Bart and Bret Maverick, Color

Maverick Season 1 Review

  • Series: Maverick
  • Season: 1
  • Episodes: 27
  • Discs: 7
  • Cast: James Garner, Jack Kelly
  • Network: ABC (Warner Brothers Productions)
  • DVD Format: DVD, Black and White, Standard

James Garner plays Bret Maverick a professional gambler. Jack Kelly is his brother, Bart Maverick – a gambler and rogue. The series Maverick mostly centers on Bret but occasionally episodes focus on Bart. On very rare occasions we actually get to see both together. I liked the episodes with both brothers the best, Bret and Bart have great chemistry.

In terms of storylines, this is a semi-anthology show. Stories range from ghost stories and classic mysteries (including a “Five or in this case Six Characters in Search of an Exit” story and an English Manor “and then there were none”-type story) where only the setting is Western but the plots are mysteries or ghost stories. The “English Manor” story, for example, takes place at an isolated ranch, but you still have a bunch of people with nothing in common gathered together and getting bumped off one by one. Other stories are more traditionally “Western” stories, with at least one written by Louis L’Amour. It doesn’t get more Western than something written by L’Amour. There’s even a “12 Angry Men”-type story when Bret gets himself stuck on a jury.

In the first season, we don’t see a lot of stories based on gambling, especially in the second half of the season. Also, this first season, for the most part, is much more serious than what I remember of Maverick from the re-runs I’ve seen on TV. I was expecting more humor in this show, and there is some, but for the most part, this is a semi-anthology with Bart and Bret as flat-arc catalyst characters influencing people around themselves but never actually changing themselves.
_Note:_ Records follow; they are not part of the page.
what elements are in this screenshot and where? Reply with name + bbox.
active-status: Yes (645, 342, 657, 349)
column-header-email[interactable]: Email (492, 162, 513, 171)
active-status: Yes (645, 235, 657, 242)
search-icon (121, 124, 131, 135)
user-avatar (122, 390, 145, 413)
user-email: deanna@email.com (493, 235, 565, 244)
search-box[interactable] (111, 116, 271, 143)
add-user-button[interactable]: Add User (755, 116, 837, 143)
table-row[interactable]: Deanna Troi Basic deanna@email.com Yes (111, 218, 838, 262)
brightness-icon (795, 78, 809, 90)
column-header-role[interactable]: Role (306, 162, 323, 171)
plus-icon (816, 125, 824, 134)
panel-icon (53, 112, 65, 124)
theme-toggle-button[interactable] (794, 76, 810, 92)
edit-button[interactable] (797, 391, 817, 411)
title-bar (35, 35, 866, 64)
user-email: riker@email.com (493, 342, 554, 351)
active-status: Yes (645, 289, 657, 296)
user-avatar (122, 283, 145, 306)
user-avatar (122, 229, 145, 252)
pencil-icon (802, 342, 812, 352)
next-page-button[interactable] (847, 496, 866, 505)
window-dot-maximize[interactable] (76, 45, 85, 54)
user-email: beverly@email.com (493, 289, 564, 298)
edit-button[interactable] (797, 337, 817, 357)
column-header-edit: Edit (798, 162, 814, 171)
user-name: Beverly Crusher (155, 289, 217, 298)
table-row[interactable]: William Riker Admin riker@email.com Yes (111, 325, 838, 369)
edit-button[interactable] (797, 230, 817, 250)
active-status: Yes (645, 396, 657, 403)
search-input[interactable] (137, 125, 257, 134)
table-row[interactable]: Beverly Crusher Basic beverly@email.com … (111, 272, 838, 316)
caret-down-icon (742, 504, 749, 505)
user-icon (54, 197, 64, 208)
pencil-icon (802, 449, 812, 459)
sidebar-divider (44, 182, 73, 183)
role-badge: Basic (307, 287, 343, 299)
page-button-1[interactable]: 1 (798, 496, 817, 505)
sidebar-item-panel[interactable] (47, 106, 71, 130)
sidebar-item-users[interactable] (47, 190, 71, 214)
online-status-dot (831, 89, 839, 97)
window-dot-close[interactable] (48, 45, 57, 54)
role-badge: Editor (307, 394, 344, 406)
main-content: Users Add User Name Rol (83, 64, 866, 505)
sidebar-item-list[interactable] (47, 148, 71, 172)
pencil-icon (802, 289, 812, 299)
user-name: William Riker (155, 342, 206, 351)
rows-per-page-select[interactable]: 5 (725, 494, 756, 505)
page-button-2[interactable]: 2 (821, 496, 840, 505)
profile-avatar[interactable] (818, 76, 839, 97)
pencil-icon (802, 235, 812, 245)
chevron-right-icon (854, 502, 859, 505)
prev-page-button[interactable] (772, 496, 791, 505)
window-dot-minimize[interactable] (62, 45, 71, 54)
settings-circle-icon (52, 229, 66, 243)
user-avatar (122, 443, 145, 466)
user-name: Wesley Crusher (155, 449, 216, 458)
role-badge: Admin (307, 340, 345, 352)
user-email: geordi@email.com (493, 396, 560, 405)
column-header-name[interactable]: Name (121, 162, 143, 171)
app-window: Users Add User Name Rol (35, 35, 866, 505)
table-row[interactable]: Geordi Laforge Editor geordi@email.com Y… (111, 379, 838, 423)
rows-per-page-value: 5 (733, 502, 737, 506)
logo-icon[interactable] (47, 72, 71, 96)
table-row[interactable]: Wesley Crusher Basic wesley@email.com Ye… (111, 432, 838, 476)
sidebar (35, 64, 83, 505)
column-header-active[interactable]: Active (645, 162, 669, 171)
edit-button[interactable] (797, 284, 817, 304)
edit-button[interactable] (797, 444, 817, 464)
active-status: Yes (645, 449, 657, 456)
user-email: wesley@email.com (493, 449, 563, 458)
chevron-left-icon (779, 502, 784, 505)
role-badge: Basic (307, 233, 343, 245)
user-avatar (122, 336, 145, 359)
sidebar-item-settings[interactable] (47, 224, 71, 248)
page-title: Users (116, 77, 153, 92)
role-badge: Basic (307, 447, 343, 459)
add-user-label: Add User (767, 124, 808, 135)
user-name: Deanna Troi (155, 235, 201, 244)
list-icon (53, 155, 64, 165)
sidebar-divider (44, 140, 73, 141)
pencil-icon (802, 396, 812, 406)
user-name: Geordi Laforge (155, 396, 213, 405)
There are some interesting women in Maverick. The two meet a woman named Samantha who is as much of a con artist as they are if not more so (she takes Bret for several thousand dollars in a poker game by insisting they play “According to Hoyle” and thus making Bret’s straight an invalid hand. Later, she and Bart end-up being forced together in a complicated attempt to get a reward for some missing engraving plates for US currency. Another interesting woman hires Bret to protect her and a suitcase full of cash for a stagecoach journey. They reach her destination and she deposits the money in a safe deposit box, not a new account. She then gets a loan and opens a newspaper business. Bret, who knows the money is counterfeit, sticks around to see what she is up to. The woman uses the paper to inform the locals that a cattle baron is attacking the local small farmers and running them off their land. Bret falls in love with the woman, so of course, she gets killed in a crossfire. Sigh. Bart also gets to meet some feisty women – but any that he might really care for, die on him. Sigh.

Although Maverick introduces some interesting women, they only survive if the boys, Bret and Bart, show no interest in them whatsoever. The show is much, much worse when it comes to depictions of Native Americans, Hispanics, and Mexicans. Native Americans are depicted as “savages” who only want to kill the “white man”. Hispanics and Mexicans are depicted as bandits and dishonest. This blatant prejudice is pretty disgusting and difficult to watch. It’s also a result of when the show was made more than the time period it depicts, which is probably the 1880s.

Overall, I’m not sure if I’ll buy more of this series. On the one hand, Roger Moore joins the cast eventually, and I think later seasons have more humor. But on the other, I’m not much of a fan of Westerns unless they really aren’t a Western (like The Adventures of Brisco County, Jr or the Wild Wild West).